I've not encountered anything particularly lint-like for CF, but there are assorted syntax checkers:
CodeCop (riaforge)
VarScoper (riaforge)
QueryParam Scanner (riaforge)
There are no online validators that I am aware of for ColdFusion. You can download the free open source Eclipse (1.4) and install the free CFEclipse Plug-In for ColdFusion which includes a dictionary reference for ColdFusion as well as a syntax error checker. Very handy for checking for errors as you write your CFML.
You can download Eclipse at www.eclipse.org and the CFEclipse plug-in at cfeclipse.org.
Although woefully inadequate for what you want, the Code Compatibility Analyzer that comes with Coldfusion can do some basic checking.

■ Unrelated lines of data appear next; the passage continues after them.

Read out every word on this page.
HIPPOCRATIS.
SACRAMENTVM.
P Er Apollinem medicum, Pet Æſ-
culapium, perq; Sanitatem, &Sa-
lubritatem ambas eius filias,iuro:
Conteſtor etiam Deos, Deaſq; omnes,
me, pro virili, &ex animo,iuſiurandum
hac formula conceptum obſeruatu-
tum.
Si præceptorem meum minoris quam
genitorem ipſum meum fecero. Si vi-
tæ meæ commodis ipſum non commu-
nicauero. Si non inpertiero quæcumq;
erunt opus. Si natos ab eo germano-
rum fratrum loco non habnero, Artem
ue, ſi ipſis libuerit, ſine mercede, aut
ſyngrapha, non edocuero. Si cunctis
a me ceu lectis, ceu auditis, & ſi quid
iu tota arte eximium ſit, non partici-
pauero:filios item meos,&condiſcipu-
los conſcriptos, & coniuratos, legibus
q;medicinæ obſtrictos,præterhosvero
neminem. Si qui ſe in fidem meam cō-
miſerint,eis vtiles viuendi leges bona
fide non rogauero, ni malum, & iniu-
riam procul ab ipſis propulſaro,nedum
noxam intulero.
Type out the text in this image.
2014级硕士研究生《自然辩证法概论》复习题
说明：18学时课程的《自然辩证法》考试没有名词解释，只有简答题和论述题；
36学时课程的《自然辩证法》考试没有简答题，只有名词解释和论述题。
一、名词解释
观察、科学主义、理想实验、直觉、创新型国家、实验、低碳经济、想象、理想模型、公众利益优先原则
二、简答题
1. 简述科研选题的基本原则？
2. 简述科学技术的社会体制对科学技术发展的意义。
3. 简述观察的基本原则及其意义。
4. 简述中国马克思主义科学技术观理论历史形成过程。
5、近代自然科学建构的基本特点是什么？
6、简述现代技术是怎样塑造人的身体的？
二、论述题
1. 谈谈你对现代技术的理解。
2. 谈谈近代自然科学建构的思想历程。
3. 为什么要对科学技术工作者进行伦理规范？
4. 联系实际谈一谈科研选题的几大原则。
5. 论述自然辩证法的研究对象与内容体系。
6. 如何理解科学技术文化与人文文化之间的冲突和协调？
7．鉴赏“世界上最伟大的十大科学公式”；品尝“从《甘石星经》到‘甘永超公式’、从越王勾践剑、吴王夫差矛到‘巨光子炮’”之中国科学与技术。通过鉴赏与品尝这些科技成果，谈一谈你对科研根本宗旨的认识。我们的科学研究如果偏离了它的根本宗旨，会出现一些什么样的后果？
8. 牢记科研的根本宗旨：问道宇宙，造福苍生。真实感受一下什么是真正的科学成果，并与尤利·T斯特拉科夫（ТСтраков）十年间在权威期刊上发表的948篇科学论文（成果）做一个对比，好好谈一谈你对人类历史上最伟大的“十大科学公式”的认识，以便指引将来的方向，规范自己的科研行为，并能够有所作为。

It is primailary focused on upgrading from earlier versions so you won't get a lot of a WHOLE lot out of it.
It will not perform any scoping checks, which I believe Coldfusion Really needs.
Not exactly what you're looking for, but IntelliJ IDEA has a CFML plugin, and it highlights various kinds of (things it thinks are) errors. In my experience, it shows some false positives, mostly references it can't resolve, but it also does flag many real errors; often saves some test-fail-fix cycles. (It's also an awesome IDE in general IMO.)
The ColdFusion builder product that Adobe put out has pretty good error trapping. Standard red x on the line number where you have an error with a brief description as to why your code is currently broken.